ElsaAintAsColdAsMe Tue 16-Aug-16 18:58:24

Some people are cowardly and say what they think you want to hear to your face then just stop contact.

It's not a nice thing to do but he doesn't deserve for himself or his family to be harassed by you and your friends.

What he did was immoral. What you are doing is illegal.

Lucygrace27 Tue 16-Aug-16 19:00:33

I didn't even harrass him. The police woman basically said if I was you I'd keep far away from them. He isn't worth it. He's 18 and immature and you don't need that in your life.. But doesn't take away the fact that I love him

ElsaAintAsColdAsMe Tue 16-Aug-16 19:04:18

You continually called. You messaged both his parents. Then you got your friends to call when you realised that he blocked you. That is harassment.

The police woman taking the nice approach. Next time they won't be so nice.

Lucygrace27 Tue 16-Aug-16 19:12:25

Wouldn't you?

Lucygrace27 Tue 16-Aug-16 19:14:17

I won't ever contact him again.. That's not the issue.. It's the fact it came to this.. When they owe me money.. All I wanted to do was speak to him.. Money is no issue its just the principle of it

ElsaAintAsColdAsMe Tue 16-Aug-16 19:14:38

Nope. I'd call a couple of times. Realise I was being ignored and keep my dignity.

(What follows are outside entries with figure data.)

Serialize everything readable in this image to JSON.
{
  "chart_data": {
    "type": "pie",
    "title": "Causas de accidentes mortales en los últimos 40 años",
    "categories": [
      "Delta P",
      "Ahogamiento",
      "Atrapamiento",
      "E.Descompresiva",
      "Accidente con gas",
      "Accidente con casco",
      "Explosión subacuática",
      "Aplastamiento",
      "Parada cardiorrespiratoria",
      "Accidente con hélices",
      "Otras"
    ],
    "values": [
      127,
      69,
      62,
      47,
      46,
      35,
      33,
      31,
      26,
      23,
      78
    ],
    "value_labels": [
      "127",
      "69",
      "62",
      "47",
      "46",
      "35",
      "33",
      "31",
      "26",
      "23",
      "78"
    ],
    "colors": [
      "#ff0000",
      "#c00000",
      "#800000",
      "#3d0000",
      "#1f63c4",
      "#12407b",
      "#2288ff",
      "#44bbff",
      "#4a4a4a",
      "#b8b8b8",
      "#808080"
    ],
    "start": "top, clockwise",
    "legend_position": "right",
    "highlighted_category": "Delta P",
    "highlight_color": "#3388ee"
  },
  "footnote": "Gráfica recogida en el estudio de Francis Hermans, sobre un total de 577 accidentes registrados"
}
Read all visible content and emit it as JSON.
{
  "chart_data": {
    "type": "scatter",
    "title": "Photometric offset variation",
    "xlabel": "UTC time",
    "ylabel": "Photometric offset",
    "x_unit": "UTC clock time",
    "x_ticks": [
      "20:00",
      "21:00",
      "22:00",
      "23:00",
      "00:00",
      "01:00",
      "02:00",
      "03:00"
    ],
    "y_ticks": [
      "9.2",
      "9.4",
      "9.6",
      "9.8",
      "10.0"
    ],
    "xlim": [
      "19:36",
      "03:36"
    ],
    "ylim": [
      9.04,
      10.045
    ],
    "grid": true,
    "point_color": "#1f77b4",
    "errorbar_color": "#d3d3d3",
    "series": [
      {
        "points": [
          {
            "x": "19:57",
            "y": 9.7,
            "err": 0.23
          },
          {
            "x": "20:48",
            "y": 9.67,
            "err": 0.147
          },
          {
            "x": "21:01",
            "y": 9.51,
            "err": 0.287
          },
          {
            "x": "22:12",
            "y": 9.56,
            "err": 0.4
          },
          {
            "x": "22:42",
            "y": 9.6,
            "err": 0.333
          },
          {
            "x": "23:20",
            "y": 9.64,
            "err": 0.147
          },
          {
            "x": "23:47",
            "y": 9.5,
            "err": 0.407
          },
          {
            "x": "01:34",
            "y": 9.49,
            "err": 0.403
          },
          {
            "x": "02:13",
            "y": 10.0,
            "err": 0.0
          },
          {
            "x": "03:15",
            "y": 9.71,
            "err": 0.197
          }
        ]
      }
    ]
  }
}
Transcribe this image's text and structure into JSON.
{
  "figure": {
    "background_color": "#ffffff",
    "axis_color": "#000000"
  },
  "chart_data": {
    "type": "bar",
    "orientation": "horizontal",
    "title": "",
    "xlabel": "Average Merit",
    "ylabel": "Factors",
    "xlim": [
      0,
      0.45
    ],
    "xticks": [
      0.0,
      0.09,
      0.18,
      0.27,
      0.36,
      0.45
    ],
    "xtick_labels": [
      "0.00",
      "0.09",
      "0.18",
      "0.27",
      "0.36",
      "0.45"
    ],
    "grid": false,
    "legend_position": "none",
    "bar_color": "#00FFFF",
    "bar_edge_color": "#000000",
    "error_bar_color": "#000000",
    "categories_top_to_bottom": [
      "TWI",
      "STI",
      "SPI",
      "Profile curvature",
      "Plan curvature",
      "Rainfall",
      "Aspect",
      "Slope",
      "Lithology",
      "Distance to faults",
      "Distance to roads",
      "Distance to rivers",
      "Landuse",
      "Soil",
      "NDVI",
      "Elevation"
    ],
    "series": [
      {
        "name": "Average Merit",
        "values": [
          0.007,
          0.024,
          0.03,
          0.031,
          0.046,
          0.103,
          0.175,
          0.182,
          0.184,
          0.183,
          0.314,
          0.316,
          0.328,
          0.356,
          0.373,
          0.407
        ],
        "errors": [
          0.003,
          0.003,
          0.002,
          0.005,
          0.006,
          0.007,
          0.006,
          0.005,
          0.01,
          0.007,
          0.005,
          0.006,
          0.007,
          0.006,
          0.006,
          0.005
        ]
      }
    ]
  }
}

Lucygrace27 Tue 16-Aug-16 19:16:35

People do strange things at heart breaking times like that. I ain't proud of it I would change it if I could.. But people learn from mistakes

Zucker Tue 16-Aug-16 19:19:11

His parents have obviously taken against you for whatever reasons. You're never going to get any explanation to you satisfaction with this. Delete all contacts you have for the entire family including social media and move on.